サンパウロのレジデンス中滞在アーティストたちとの写真


 江副記念リクルート財団の奨学生になって、いくつもの貴重な経験が出来ました。一番大きなことは、支援していただいたことが自信に繋がったことです。
現役中には、総会での成果発表やアート部門でのイベント企画、最後には総会の実行委員の経験もさせていただきました。自分も自主企画と財団内での企画に関わる中で、自主企画で感じた手弁当の大変さと事務局の方々がサポートしていただけることのありがたさを強く感じました。あらゆる面で財団、事務局の方々はとてもオープンで協力的で、それもあって奨学生側も色々な提案や部門間での交流が自然に行えたのではないかと思います。

そして、普段自分は美術関係のコミュニティの中にいるので、財団では他分野の様々な人々と関わる貴重な機会をいただきました。特に総会で成果発表を行った際にいただいたフィードバックは、今でも自分の中で再考する貴重な意見でした。

アート部門の奨学金応募希望者に向けたトークイベントでは、アート部門選考委員の現代美術家の塩田千春さん、練馬区立美術館館長(当時)の秋元雄史さんをゲストにお招きし、アートシーンや作家としての生き方を聞くことができました。これらも財団にいたからこそ実現できた規模のイベントだと感じました。これらの経験を生かして、今後の個人での活動をがんばりたいと思います。

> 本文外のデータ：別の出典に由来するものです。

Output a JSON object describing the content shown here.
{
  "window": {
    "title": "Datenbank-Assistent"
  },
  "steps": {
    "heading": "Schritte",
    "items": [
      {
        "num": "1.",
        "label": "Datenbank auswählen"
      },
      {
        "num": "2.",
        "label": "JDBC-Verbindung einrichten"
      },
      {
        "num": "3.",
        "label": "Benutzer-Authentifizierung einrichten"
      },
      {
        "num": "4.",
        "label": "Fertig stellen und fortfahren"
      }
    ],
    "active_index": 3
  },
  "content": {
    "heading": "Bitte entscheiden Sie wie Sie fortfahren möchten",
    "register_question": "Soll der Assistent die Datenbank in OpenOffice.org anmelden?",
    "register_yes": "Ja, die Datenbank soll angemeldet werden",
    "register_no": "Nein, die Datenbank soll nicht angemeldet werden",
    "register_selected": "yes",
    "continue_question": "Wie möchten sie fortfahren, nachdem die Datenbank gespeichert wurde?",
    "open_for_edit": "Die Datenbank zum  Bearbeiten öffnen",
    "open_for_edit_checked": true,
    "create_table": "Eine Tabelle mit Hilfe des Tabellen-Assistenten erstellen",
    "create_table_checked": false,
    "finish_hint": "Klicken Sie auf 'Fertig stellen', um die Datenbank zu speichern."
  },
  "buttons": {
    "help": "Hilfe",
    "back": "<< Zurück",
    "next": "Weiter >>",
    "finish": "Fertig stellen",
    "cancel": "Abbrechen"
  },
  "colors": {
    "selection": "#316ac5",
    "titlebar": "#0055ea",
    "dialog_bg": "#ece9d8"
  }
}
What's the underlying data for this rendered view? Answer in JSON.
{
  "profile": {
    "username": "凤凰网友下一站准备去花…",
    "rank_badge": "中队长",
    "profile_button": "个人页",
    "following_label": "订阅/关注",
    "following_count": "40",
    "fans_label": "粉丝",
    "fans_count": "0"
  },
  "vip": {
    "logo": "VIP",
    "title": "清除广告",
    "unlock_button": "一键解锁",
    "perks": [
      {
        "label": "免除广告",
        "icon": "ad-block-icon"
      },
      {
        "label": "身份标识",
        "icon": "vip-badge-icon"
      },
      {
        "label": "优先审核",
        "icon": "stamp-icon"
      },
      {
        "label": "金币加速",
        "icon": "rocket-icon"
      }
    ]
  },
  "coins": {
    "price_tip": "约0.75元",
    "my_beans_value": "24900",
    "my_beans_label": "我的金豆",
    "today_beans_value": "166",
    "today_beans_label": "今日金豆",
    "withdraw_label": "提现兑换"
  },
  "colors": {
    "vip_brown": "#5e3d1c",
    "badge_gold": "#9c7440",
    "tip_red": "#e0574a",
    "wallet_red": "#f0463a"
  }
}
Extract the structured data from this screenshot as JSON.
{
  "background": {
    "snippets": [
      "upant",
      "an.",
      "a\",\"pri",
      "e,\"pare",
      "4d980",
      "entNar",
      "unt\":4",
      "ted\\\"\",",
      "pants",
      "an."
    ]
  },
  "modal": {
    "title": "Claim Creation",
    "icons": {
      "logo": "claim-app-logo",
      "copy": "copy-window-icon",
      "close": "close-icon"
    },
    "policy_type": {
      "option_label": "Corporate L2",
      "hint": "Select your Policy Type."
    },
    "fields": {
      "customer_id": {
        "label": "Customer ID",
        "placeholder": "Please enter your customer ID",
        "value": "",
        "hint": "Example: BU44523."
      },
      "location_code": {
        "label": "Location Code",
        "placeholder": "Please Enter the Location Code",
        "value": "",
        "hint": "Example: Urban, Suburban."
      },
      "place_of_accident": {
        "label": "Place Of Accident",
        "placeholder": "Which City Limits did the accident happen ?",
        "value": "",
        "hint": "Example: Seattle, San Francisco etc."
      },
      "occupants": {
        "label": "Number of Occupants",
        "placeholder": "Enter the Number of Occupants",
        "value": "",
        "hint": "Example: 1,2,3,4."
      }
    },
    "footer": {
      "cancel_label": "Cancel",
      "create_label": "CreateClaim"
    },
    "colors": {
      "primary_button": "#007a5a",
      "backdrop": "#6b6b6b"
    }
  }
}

人としてこの大学院留学は自分を大きく成長させてくれたと感じます。以前は、人に頼ったり、弱さをシェアするのが苦手で、なんでも自分の手の追える範囲で計画しようとしてしまう部分がありました。今でもそう言った部分は残っていますが、留学では、どうしても人に頼らざる追えない状況が多々あるので、頼る練習が出来たと思います。時々自分の力を過信してしまうので、今後気をつけて試行錯誤していきたいです。課題としてはもっとやりたいこと、やりたくないこと、得意不得意を理解していくことがこれからもっと意識して、周りとも相談して、取り組んでいきたいことだと思いました。


後輩たちへのメッセージ

私自身も、まだまだ立派にやれているとは言い難いので、助言をすることが難しいですが、困難に立ち向かうという境遇を通して感じたことは、人と違う分野は大変では辛いことは多いけど、希望を持って取り組んでいたら、何かしらの形で実現する、ということは一つ事実だと感じました。ロールモデルがあまり見つからなかったり、取り組んでいることが成果を表すか不安かと思いますが、究極みんな違う人生を歩んでいるので、色んな人と話して、自分が感覚的に納得がいった意見や気になった意見を参考にしていけばいいと思います。自分で決めたことももちろん信じていいと思いますし、怖いかもしれないけど、きっと自分の想像を超えた面白い体験や価値観を覆す経験ができると思います。頑張って自信を持ってやりたいことに取り組んでみてください。